Tuesday 23 November 2010

Drupal 7 and SQL Server Spatial Data

In a previous post, I explored integration between Drupal 7 and SQL Server Reporting Services. In this post, I’ll examine how you can take advantage of the fact that Drupal 7 can be installed on SQL Server to store geographic data using SQL Server 2008’s spatial data support, and also how you can integrate Bing Maps and Twitter geographic data into your Drupal site.

Drupal and SQL Server Spatial Data Demo

Microsoft introduced support for spatial data in SQL Server 2008 (see some of my past posts for details), and given that you can now install Drupal on Windows with a SQL Server content database, it makes sense to use this support to extend your Drupal site to include content with a geographical element. The scenario we decided to use when exploring this idea was a site for a local arts festival that includes the ability to publish details of events, including their location. However, you could easily adapt the idea for any content that has a location-based element. The video shows the solution we created (you can also view the video on YouTube).

Our solution not only incorporates spatial data that is stored in SQL Server, but also uses the Bing Maps control to visualize the spatial data, and retrieves tweets that include a geographic location from Twitter. This sort of “mash-up” approach where data and services from multiple sources on the Web are combined to create a rich user experience is the very essence of today’s most cutting edge Web applications, and when combined with the social/community-based publishing capabilities of Drupal it can be used to create some pretty compelling compelling solutions.

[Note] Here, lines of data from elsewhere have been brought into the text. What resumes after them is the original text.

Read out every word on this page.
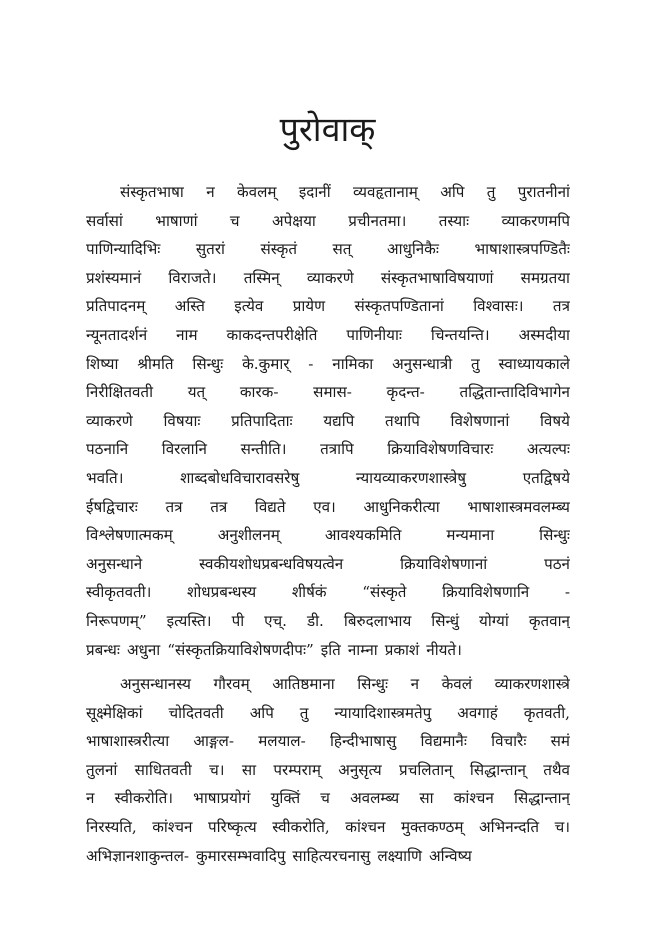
पुरोवाक्
संस्कृतभाषा न केवलम् इदानीं व्यवहृतानाम् अपि तु पुरातनीनां
सर्वासां भाषाणां च अपेक्षया प्रचीनतमा। तस्याः व्याकरणमपि
पाणिन्यादिभिः सुतरां संस्कृतं सत् आधुनिकैः भाषाशास्त्रपण्डितैः
प्रशंस्यमानं विराजते। तस्मिन् व्याकरणे संस्कृतभाषाविषयाणां समग्रतया
प्रतिपादनम् अस्ति इत्येव प्रायेण संस्कृतपण्डितानां विश्वासः। तत्र
न्यूनतादर्शनं नाम काकदन्तपरीक्षेति पाणिनीयाः चिन्तयन्ति। अस्मदीया
शिष्या श्रीमति सिन्धुः के.कुमार् - नामिका अनुसन्धात्री तु स्वाध्यायकाले
निरीक्षितवती यत् कारक- समास- कृदन्त- तद्धितान्तादिविभागेन
व्याकरणे विषयाः प्रतिपादिताः यद्यपि तथापि विशेषणानां विषये
पठनानि विरलानि सन्तीति। तत्रापि क्रियाविशेषणविचारः अत्यल्पः
भवति।	शाब्दबोधविचारावसरेषु	न्यायव्याकरणशास्त्रेषु	एतद्विषये
ईषद्विचारः तत्र तत्र विद्यते एव। आधुनिकरीत्या भाषाशास्त्रमवलम्ब्य
विश्लेषणात्मकम्	अनुशीलनम्	आवश्यकमिति	मन्यमाना	सिन्धुः
अनुसन्धाने	स्वकीयशोधप्रबन्धविषयत्वेन	क्रियाविशेषणानां	पठनं
स्वीकृतवती। शोधप्रबन्धस्य शीर्षकं “संस्कृते क्रियाविशेषणानि -
निरूपणम्” इत्यस्ति। पी एच्. डी. बिरुदलाभाय सिन्धुं योग्यां कृतवान्
प्रबन्धः अधुना “संस्कृतक्रियाविशेषणदीपः” इति नाम्ना प्रकाशं नीयते।
अनुसन्धानस्य गौरवम् आतिष्ठमाना सिन्धुः न केवलं व्याकरणशास्त्रे
सूक्ष्मेक्षिकां चोदितवती अपि तु न्यायादिशास्त्रमतेपु अवगाहं कृतवती,
भाषाशास्त्ररीत्या आङ्गल- मलयाल- हिन्दीभाषासु विद्यमानैः विचारैः समं
तुलनां साधितवती च। सा परम्पराम् अनुसृत्य प्रचलितान् सिद्धान्तान् तथैव
न स्वीकरोति। भाषाप्रयोगं युक्तिं च अवलम्ब्य सा कांश्चन सिद्धान्तान्
निरस्यति, कांश्चन परिष्कृत्य स्वीकरोति, कांश्चन मुक्तकण्ठम् अभिनन्दति च।
अभिज्ञानशाकुन्तल- कुमारसम्भवादिपु साहित्यरचनासु लक्ष्याणि अन्विष्य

The diagram below shows the high-level architecture of the solution. Note that the SQL Server database forms the “data hub” of the application, storing the geographical data from both the Drupal content and the related tweets (which are retrieved and cached in the database periodically using the Cron scheduler in Drupal).

SpatialArchitecture

At the heart of the solution is a set of custom Drupal modules that we implemented in PHP. These are packages and installed in the Drupal site to add the required spatial data functionality. The first module we created, and the one on which the others all depend, is a module named GeoField that defines a Location field type that can be included in Drupal content types. The Location field type stores a geographical Longitude-latitude point in well-known text (WKT) format, which can easily be instantiated as a SQL Server geography data type instance. The module also defines a widget for setting Location values, which consists of a textbox and a Bing Maps control. Users can enter an address in the text box and geocode it using the Bing Maps API, or they can right-click a point on the map and reverse-geocode the address. The code to do the geocoding is implemented in JavaScript as described in a previous blog post. The following PHP functions define the field info and schema within Drupal:

function geo_field_field_info() {
  return array(
    'geo_field_Location' => array(
      'label' => t('Location Data'),
      'description' => t('A field for storing geographic data.'),
      'default_widget' => 'geo_field_bingmap',
      'default_formatter' => 'geo_field_simple_text',
    ),
  );
}

function geo_field_field_schema($field) {
  $columns = array(
    'location' => array('type' => 'varchar', 'length' => 255, 'not null' => FALSE),
  );
  $indexes = array(
    'location' => array('location'),
  );
  return array(
    'columns' => $columns,
    'indexes' => $indexes,
  );
}

The Bing Maps widget, and an alternative simple textbox-based widget, is defined with the following PHP code:

function geo_field_field_widget_form(&$form, &$form_state, $field, $instance, $langcode, $items, $delta, $element) {
   $value = isset($items[$delta]['location']) ? $items[$delta]['location'] : '';
  $element += array(
    '#delta' => $delta,
  );
  $element['location'] = array();

  switch ($instance['widget']['type']) {

    case 'geo_field_bingmap':
    drupal_add_js('
http://dev.virtualearth.net/mapcontrol/mapcontrol.ashx?v=6.3', 'external');
      $element['location'] += array(
        '#prefix' => '',
        '#attributes' => array('class' => array('edit-field-geomap')),
        '#attached' => array(
       
         'js' => array(drupal_get_path('module', 'geo_field') . '/BingMaps.js'),       
        ),
        '#suffix' => '<div class="bing-map-control form-item form-type-textfield"><label for="txtAddress">Address</label><input type="text" id="txtAddress" class="form-text bing-map-address" size="60"/><input type="button" value="Find" class="location-search-button form-submit" class="form-submit" /><br/><div id="mapDiv" class="bing-map-edit bing-map" style="position:relative; width:400px; height:300px;"></div></div>',
      );
     

    case 'geo_field_geotext':
      $element['location'] += array(
       '#prefix' => '<div class="geo_field_geotext" style=" margin-top:20px; border: thin solid #808080;"><p>Enter a location:</p>',
        '#type' => 'textfield',
        '#default_value' => $value,
        '#size' => 50,
        '#maxlength' => 255,
        '#suffix' => '</div>',
      );
      break;

     }
  return $element;
}

Note the reference to the Bing Maps API and to the BingMaps.js JavaScript file, which includes the code used to handle the user interaction with the Bing Maps control.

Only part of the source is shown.